Global temperature highlights: Year to date

  • The combined global land and ocean average surface temperature for the January–February period was 0.67°F (0.37°C) above the 20th century average of 53.8°F (12.1°C), making it the 20th warmest such period in the 133-year period of record. The margin of error is ±0.18°F (0.10°C).
  • The January–February worldwide land surface temperature was 0.77°F (0.43°C) above the 20th century average, the 33rd warmest such period on record. The margin of error is ±0.47°F (0.26°C). The global ocean surface temperature for the year to date was 0.61°F (0.34°C) above the 20th century average and was the 14th warmest such period on record. The margin of error is ±0.07°F (0.04°C).
  • La Niña continued to weaken during February. According to NOAA's Climate Prediction Center, La Niña is expected to dissipate by the end of April.

Polar sea ice and precipitation highlights

  • February 2012 Northern Hemisphere Sea Ice Extent
    February 2012 Southern Hemisphere Sea Ice Extent
    Arctic and Antarctic sea ice extent, from the Feb. 2012 Global Snow & Ice Report
    The average Arctic sea ice extent during February was 6.9 percent below average, ranking as the fifth lowest February extent since satellite records began in 1979. The five lowest February Arctic ice extents have occurred in the last seven years. February 2012 is the 14th consecutive February and the 129th consecutive month with below-average Arctic sea ice extent.
  • On the opposite pole, the Antarctic sea ice extent during February was 20.3 percent above average, the fifth highest on record.
  • The Northern Hemisphere snow cover extent for February was the eighth highest monthly extent in the 46-year period of record. The North American snow cover extent was the 16th lowest February extent on record, while the Eurasian snow cover was the third highest February. The Eurasian February snow cover of 12.0 million square miles (31.2 million square km) was also the fifth highest snow cover extent for the continent among all months on record.
  • The snow cover extent for the Northern Hemisphere during the winter (December-February) was the 14th highest on record. The North American winter snow cover extent was the fourth lowest, partially driven by low snow totals across the contiguous United States. The Eurasian winter snow cover extent was fourth highest on record, due to the heavy snowfall observed across central and eastern Europe during January and February.
  • Precipitation was variable across the globe during February. Dryness prevailed across much of Western Europe, with France reporting its driest February since 1959, Spain since 2000, and England since 1998. Rainfall was much heavier than average in southeastern Australia, with major flooding occurring in Queensland, New South Wales, and Victoria. This rainfall was associated in part with La Niña.
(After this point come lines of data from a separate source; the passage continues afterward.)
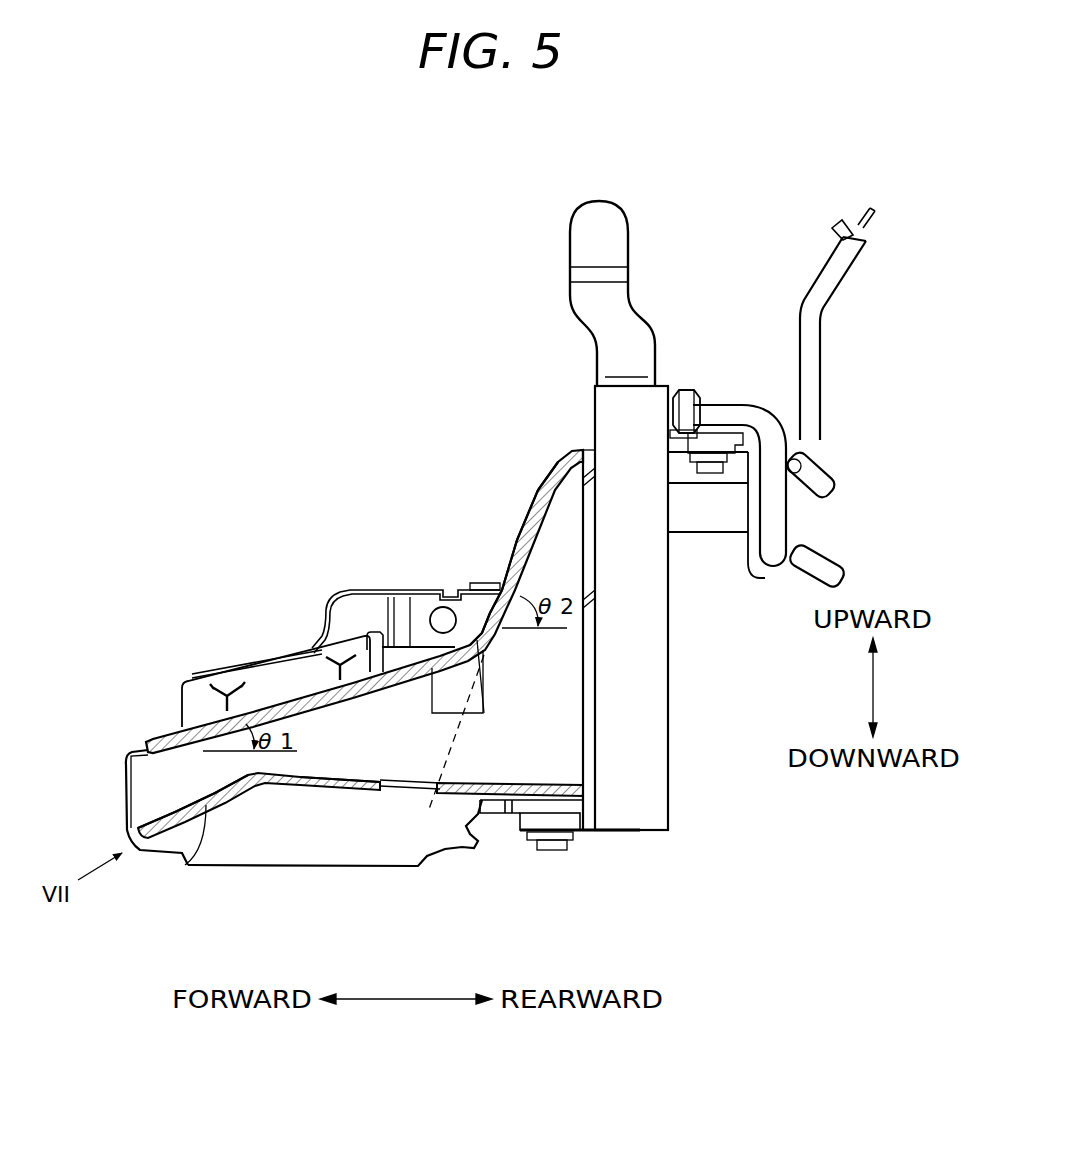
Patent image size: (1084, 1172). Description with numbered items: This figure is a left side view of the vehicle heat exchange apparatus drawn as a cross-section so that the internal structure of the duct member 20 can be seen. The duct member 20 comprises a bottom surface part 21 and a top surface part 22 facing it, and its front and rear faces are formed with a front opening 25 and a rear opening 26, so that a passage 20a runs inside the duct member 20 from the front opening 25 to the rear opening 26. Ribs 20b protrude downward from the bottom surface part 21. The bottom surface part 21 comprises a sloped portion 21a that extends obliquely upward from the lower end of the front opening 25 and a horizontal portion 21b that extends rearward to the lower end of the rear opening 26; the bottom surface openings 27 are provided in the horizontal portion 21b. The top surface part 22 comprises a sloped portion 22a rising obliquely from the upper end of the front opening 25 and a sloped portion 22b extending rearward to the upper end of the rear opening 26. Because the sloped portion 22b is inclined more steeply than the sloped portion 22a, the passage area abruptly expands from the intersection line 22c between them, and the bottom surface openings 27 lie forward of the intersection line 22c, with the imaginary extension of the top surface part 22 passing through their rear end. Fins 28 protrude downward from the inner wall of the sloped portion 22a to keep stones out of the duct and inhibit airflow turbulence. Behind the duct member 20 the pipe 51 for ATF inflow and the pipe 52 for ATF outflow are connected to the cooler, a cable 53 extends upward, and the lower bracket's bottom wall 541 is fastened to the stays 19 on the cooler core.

The stay 19 is at (585, 832).
The duct member 20 is at (530, 507).
The passage 20a is at (300, 733).
The rib 20b is at (238, 835).
The bottom surface part 21 is at (287, 787).
The sloped portion 21a is at (185, 865).
The horizontal portion 21b is at (348, 790).
The top surface part 22 is at (418, 657).
The sloped portion 22a is at (188, 712).
The sloped portion 22b is at (513, 548).
The intersection line 22c is at (480, 652).
The front opening 25 is at (127, 756).
The rear opening 26 is at (596, 672).
The bottom surface opening 27 is at (438, 797).
The fin 28 is at (440, 700).
The pipe 51 is at (776, 508).
The pipe 52 is at (808, 470).
The cable 53 is at (823, 343).
The bottom wall 541 is at (510, 817).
Included in this report: NOAA is now making it easier to find information about margins of error associated with its global temperature calculations. NCDC previously displayed this information in certain graphics associated with the report, but it will now publish these ranges in the form of .plus or minus. values associated with each monthly temperature calculation. These values are calculated using techniques published in peer-reviewed scientific literature.